Sherrod Brown - United States Senator for Ohiohttp://brown.senate.gov/
October 05, 2011
Stop Unemployment Discrimination, Start Putting Ohioans Back to Work
Across Ohio, I've heard the same story again and again. People lose their jobs--then they lose their health insurance. After that, they lose their home or apartment because they can't afford the mortgage or rent.
The best way to get our economy back on track and reduce our deficit is to get people working again. Most people would rather be collecting a paycheck than collecting unemployment insurance.
I've received letters from Ohioans who have sent dozens of resumes a week looking for a job across the state and across the country. These are Ohioans who are hungry to get back to work.
But according to a recent report from the National Employment Law Project (NELP), some employers, staffing agencies, and online job sites are saying that if you don't have a job, you can't even apply for an open position.
According to the report, some American employers and staffing agencies are using recruitment and hiring policies that expressly deny unemployed Americans from being considered for positions. Staffing agencies say employers instruct them to look through resumes from people currently working--and not the unemployed. Some jobs explicitly require current employment as a requirement for just applying for an available job.
Reducing unemployment is tough enough without some employers refusing to even consider jobless applicants.
The recent economic downturn has not discriminated against its victims. Millions of Americans in all types of jobs--in fields from manufacturing to management--have been left holding a pink slip through no fault of their own. According to NELP, more than six million Americans have been jobless for longer than six months.

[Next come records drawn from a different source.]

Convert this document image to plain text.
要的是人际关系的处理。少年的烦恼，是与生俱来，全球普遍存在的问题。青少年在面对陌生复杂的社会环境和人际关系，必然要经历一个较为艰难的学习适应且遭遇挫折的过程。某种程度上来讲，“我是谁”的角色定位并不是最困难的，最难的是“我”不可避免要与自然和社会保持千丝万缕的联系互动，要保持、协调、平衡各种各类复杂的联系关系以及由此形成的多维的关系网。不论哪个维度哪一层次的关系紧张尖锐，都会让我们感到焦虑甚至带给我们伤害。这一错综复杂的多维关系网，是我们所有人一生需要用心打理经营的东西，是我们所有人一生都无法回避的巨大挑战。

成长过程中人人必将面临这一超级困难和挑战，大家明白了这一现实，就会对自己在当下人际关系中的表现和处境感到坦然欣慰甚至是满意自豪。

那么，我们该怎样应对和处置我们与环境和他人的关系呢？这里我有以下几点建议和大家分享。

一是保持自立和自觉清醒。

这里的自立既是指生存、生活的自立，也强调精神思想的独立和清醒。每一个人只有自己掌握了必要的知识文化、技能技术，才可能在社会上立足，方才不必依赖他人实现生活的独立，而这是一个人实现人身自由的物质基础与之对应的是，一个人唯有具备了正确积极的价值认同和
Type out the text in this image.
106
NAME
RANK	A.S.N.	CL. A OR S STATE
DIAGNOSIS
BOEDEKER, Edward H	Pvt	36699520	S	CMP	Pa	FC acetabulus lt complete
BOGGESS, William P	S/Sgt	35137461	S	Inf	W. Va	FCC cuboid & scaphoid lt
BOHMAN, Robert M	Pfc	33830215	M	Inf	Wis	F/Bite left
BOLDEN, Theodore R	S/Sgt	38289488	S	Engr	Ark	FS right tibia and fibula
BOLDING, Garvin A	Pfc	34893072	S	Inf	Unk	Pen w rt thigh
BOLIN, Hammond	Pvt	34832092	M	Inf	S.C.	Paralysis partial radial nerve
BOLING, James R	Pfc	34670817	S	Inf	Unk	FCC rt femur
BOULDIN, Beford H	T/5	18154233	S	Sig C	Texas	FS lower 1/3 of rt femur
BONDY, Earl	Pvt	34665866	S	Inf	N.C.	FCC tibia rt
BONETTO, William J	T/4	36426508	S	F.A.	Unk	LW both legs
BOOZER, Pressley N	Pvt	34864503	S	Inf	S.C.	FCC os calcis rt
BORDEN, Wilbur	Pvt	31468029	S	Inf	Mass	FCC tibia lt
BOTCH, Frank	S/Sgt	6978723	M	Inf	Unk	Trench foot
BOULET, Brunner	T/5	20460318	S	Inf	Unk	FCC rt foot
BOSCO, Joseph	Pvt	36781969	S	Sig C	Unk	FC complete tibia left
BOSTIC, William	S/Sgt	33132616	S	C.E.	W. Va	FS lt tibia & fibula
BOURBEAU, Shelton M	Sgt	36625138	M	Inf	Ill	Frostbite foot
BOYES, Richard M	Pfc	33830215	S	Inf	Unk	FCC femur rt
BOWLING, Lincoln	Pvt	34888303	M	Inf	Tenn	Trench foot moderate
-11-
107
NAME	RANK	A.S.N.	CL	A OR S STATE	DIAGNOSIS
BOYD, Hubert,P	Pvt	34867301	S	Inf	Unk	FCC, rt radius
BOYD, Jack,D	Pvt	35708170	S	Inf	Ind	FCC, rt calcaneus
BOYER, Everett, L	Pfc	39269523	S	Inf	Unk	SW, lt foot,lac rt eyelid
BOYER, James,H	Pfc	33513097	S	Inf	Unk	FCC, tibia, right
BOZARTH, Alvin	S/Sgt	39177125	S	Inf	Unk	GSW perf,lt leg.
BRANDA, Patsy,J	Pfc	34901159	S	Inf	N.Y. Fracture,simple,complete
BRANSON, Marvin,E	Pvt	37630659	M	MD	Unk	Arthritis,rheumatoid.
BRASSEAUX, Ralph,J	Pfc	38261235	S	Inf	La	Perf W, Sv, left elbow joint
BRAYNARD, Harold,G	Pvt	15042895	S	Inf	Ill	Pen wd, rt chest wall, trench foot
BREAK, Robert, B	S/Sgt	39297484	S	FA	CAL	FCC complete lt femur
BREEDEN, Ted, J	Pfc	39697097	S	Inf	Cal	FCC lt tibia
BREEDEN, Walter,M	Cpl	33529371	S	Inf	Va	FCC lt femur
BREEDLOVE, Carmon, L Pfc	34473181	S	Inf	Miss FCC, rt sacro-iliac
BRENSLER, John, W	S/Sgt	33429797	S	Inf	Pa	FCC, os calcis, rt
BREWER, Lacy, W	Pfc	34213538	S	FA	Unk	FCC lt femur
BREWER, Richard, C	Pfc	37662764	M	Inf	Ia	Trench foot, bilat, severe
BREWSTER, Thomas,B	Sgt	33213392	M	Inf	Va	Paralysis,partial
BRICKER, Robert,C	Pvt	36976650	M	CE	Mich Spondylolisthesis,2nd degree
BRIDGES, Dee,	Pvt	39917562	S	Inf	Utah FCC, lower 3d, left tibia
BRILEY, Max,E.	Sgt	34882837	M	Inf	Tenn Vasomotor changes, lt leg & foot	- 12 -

Earlier this month in Cleveland, I met a woman laid off in 2008 from her job driving a school bus. She landed an interview for another job driving a bus for a private company, but was told that the company had a policy of not hiring anyone who had been unemployed for six months or longer.
And I just received a letter from a man in the Dayton area who was also laid off in 2008. Despite nearly 30 years of experience in his field, he was passed over for jobs time and time again. The longer he was unemployed, the harder he found it to get interviews or even a call back.
He spent more than two years looking for a new job before landing a position last month--in a completely different industry-- thanks to help from his neighbor.
These Ohioans--and others who work hard and play by the rules--deserve a fair chance at a new job. A chance to compete on a level playing field--to have their resumes read and their qualifications considered the same as any other applicant.
That's what the Fair Employment Opportunity Act of 2011 would do. This billwould make it illegal for employers and employment agencies to unfairly discriminate against unemployed job seekers.
Employers should have the right to hire staff according to their needs--and to factor in work experience. But they shouldn't have the right to discriminate from the start and preemptively deny qualified workers a fair chance at a job they need.
There's no additional burden--no red tape, no extra paperwork--for businesses under this legislation. But it would outlaw employers from refusing to consider for employment someone merely because they are unemployed, and would ban the type of discriminatory language from job listings that NELP uncovered in its report.
Since NELP's report, at least one job-search website, Indeed.com, has banned job listings with this discriminatory language. This is a step in the right direction, and more employers and employment agencies should follow suit to help give more Americans the opportunity to compete for an open position.
This bill isn't about telling employers who they can and cannot hire. It's about giving all Americans--regardless of their employment status--an equal chance when it comes to finding a new job.